(1) Ingredients: shrimp, chicken wings, fat beef rolls, sausages or luncheon meat, potatoes, lotus roots, lettuce and corn, broccoli, rapeseed, coriander, Flammulina velutipes, fungus, mushrooms, fish balls, crab sticks, beef balls, yuba, rice cakes, vermicelli, onions, ginger, garlic, dried peppers, flowers.
(2) Practice: Don't cut the lotus root slices and potato slices too thick. If it's not easy to cook, make meatballs, shrimps, squid, rice cakes and wide noodles first. Meat dishes can also be fried, add some salt to the water, and cook mushrooms, Flammulina velutipes, Auricularia auricula, corn and other vegetables until 9 minutes are cooked. Both yuba and potato chips are perishable ingredients and should be controlled when cooking. Everything is cooked, fished out and drained. Stir-fry Zanthoxylum bungeanum and dried capsicum in hot oil, then stir-fry onion, ginger and garlic, and add spicy pot seasoning or spicy hot pot bottom material. Stir-fry the sauce until fragrant, then add the cooked meat and vegetables, stir-fry over high heat, and season with salt and chicken essence. Let the flavor of seasoning be evenly wrapped on each ingredient. Finally, take the coriander out of the pot.
2. Braised prawns in oil
(1) Ingredients: 500g prawn, 2 shallots, 2 slices of ginger and 4 cloves of garlic.
(2) Practice: Remove the shrimp line, wash the shrimp, mince the onion, ginger and garlic, and cut the onion into sections. Mix a sauce: 2 tablespoons of light soy sauce and half a spoonful of light soy sauce, 1 spoon of oyster sauce, 1 spoon of cooking wine, half a spoonful of balsamic vinegar, half a spoonful of sugar and 1 spoon of tomato sauce, and mix well. Add a little more oil to the pan, stir-fry shallots, ginger and garlic, add prawns, stir-fry until the color changes, add the prepared sauce and stir-fry for 1 min, cover with low fire and stew for 2 minutes (3 spoonfuls of hot water can be added), then stir-fry over high fire to collect juice, and take out the pan after the shallots are evenly stirred.
Step 3 burn rotten bamboo
(1) Ingredients: dried yuba 120g, dried auricularia 8- 10, carrot and green pepper in half.

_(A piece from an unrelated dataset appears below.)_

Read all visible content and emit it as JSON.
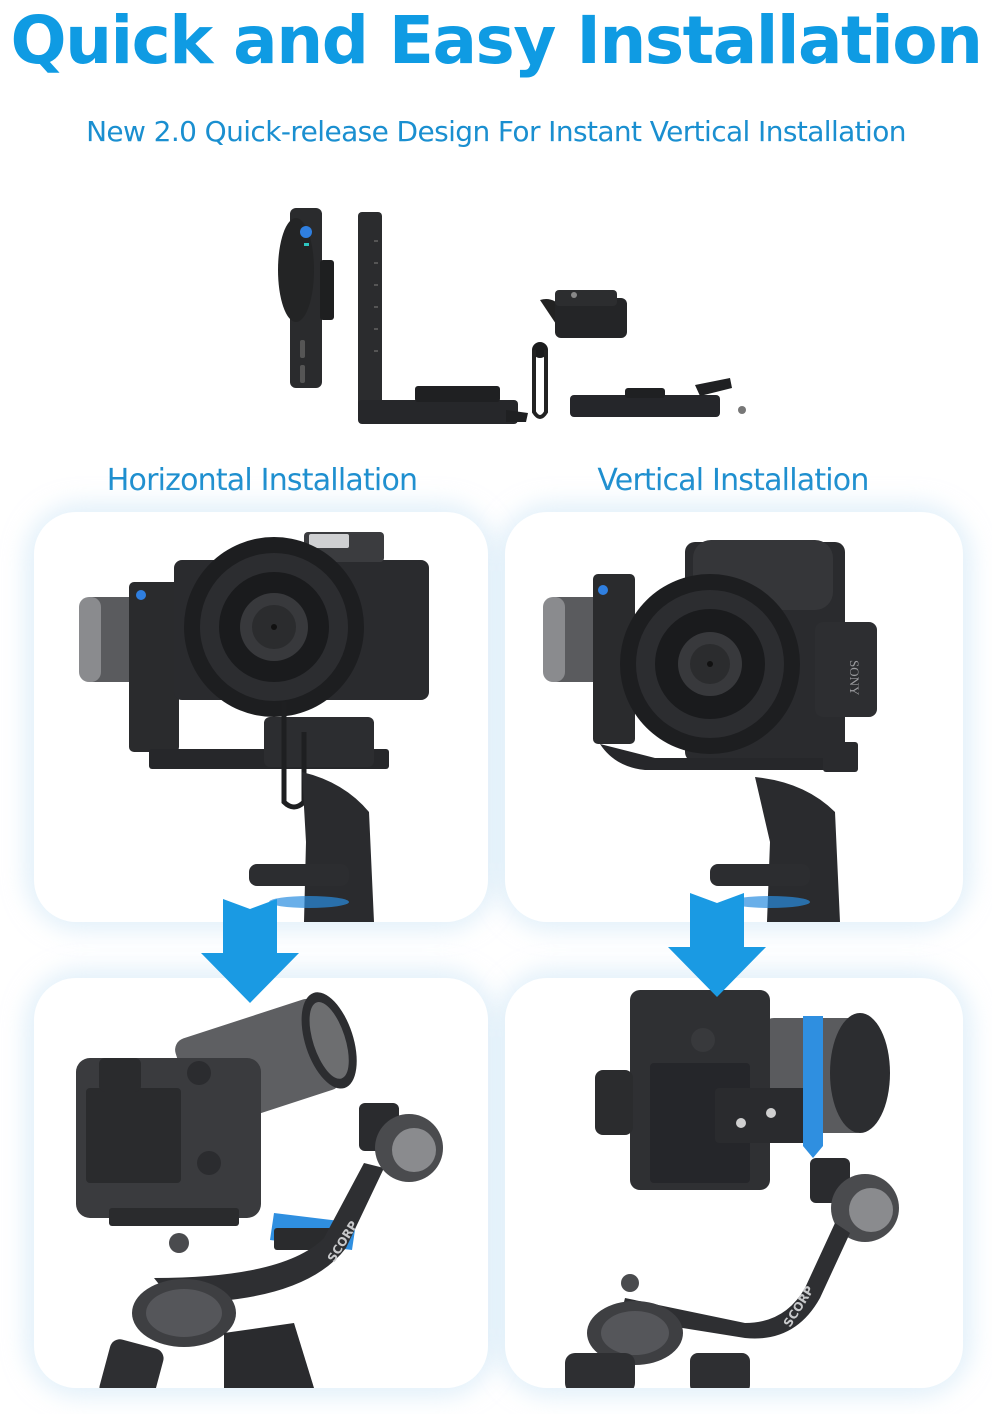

(2) Sauce: a spoonful of oil consumption, a spoonful of soy sauce, a little salt, a little sugar, 8 grams of corn starch and a little water.
(3) Practice: Dry yuba and auricularia auricula are soaked in advance, yuba must be soaked in cold water, and it will rot in hot water. It usually takes 4-6 hours to soak, and black fungus should not be soaked overnight. Boil the water and drain it for later use. Shred green peppers and carrots. Mix the sauce. Heat the oil in the pan, and stir-fry the green peppers and carrots until they are broken. Add blanched yuba and auricularia auricula, stir-fry a few times casually, and pour the prepared juice as soon as possible, because yuba is particularly easy to stick to the pot. Be sure to stir fry quickly, hang all the dishes with sauce evenly, and then turn off the heat and cook.